The accuracy of the clock was measured on 5 May 2011 for a period of 3 hours and 22 minutes. The clock's accuracy varied from +10 to -40 seconds, but it is very hard to make any predictions on the day-to-day accuracy of the clock.

There is no pattern that is repeated every 60 minutes, but this might well have to do with the fact that the gear ratio of the going train is 95:8, meaning that it takes a full 8 hours until the same teeth on the escapement wheel pinion and the great wheel engage again. A longer measuring interval (24 hours) might be necessary to observe repeat patterns.

There are a couple of factors that influence the accuracy of the Cotehele Clock:
- the verge suspension is not original and has a lot of friction. A string-suspended verge would reduce friction greatly and make the clock run more evenly
- the foliot swings at an angle and not exactly horizontally
- the escapement wheel and the pallets of the verge do not engage very exactly. This leads to the verge pallets "falling" onto the escapement teeth causing a lot of vibration in the verge and foliot. This could be down to wear over the years, and to a reconstruction of the pallets at an earlier overhaul
- the weight of the reconstructed strike release mechanism.

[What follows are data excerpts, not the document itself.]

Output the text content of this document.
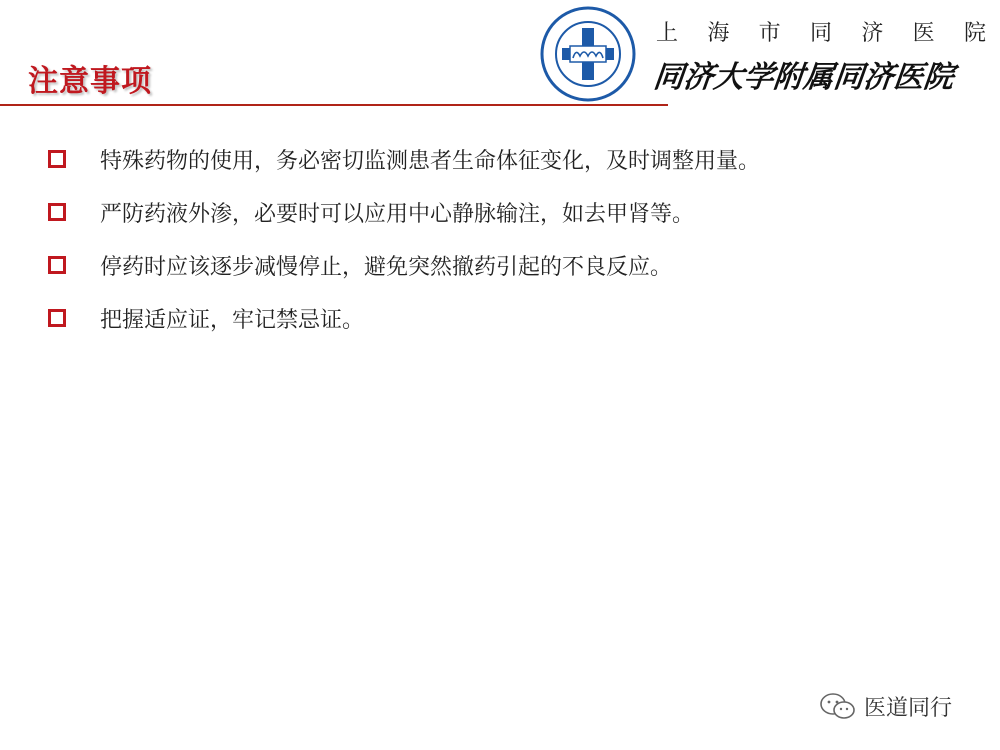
注意事项
上 海 市 同 济 医 院
同济大学附属同济医院
特殊药物的使用，务必密切监测患者生命体征变化，及时调整用量。
严防药液外渗，必要时可以应用中心静脉输注，如去甲肾等。
停药时应该逐步减慢停止，避免突然撤药引起的不良反应。
把握适应证，牢记禁忌证。
医道同行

The strike release was probably replaced in 1962, and weighs a lot more than the original strike release would have weighed due to material thickness. Making the strike release from a thinner profile (e.g. around 4 to 5mm like the rest of the movable clock parts) would put less pressure on the going train during the preparation period for strike release.

Considering that sundial time varies +- 15 minutes throughout the year, the Cotehele clock was a perfect instrument for measuring time in the 15th and 16th century. If run 24 hours a day (the strike can be turned off at night), it only needed adjusting every couple of days at noon with the help of a sundial whenever the sun was out. Even if the sun wasn't visible for a longer stretch of days, the clock would still keep good enough time if it was wound fully once per day.